Before enrolling, verify that your program holds the specific accreditation tied to the certification or license you’ll need. A degree from an unaccredited or improperly accredited program can leave you unable to practice in your chosen field, regardless of how well you performed academically.
Who This Major Works Best For
Allied health is a particularly good fit if you fall into one of a few categories. Students who know they want to work in healthcare but aren’t sure which role will benefit from the broad exposure the major provides. Students planning to apply to graduate programs in physical therapy, occupational therapy, speech-language pathology, or physician assistant studies will find the prerequisite coursework already baked into the curriculum. And students who want a healthcare-adjacent career in administration, sales, or technology get a credential that signals industry knowledge to employers.
The major is a weaker choice if you want to start working in a specific clinical role immediately after your bachelor’s degree. In many cases, the bachelor’s in allied health is a generalist degree, and the specialized training comes afterward.

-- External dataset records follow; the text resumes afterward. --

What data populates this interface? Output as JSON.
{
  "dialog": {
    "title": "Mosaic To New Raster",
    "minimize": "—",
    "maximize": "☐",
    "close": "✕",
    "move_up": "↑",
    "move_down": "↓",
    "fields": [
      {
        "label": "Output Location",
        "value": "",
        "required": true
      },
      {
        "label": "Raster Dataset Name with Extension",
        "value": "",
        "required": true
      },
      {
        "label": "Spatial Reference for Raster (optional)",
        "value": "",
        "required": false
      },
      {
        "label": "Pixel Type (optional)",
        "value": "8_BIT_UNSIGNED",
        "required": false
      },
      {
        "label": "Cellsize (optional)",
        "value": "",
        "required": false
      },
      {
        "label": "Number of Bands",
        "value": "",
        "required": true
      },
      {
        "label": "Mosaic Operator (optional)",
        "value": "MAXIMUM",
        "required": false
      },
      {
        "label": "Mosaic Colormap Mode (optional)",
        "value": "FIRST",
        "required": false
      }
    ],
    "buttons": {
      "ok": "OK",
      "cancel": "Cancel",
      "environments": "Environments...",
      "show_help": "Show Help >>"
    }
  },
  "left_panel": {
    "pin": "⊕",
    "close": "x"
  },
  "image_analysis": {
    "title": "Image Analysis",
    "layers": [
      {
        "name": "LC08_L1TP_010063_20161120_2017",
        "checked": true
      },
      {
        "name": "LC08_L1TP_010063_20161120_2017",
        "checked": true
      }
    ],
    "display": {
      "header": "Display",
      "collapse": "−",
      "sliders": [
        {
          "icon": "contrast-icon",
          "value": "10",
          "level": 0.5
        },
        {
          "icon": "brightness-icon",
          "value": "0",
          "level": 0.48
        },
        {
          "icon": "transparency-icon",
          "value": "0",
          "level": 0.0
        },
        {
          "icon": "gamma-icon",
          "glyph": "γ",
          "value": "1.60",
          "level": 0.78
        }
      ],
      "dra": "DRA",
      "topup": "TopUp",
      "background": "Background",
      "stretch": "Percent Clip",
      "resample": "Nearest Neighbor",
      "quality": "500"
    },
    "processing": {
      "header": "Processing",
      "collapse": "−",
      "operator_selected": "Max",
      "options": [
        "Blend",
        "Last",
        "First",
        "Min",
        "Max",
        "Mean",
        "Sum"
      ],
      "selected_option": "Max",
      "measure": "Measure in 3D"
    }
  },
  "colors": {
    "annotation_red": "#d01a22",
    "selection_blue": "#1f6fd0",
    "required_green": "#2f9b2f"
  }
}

If speed to employment is your priority, a more targeted program (like a two-year radiologic technology or respiratory therapy associate degree) might get you into the workforce faster, though with a lower long-term earnings ceiling.
For most students willing to pair it with additional training or graduate education, allied health is a solid investment: affordable undergraduate debt, strong job growth, and enough flexibility to adapt as your interests evolve.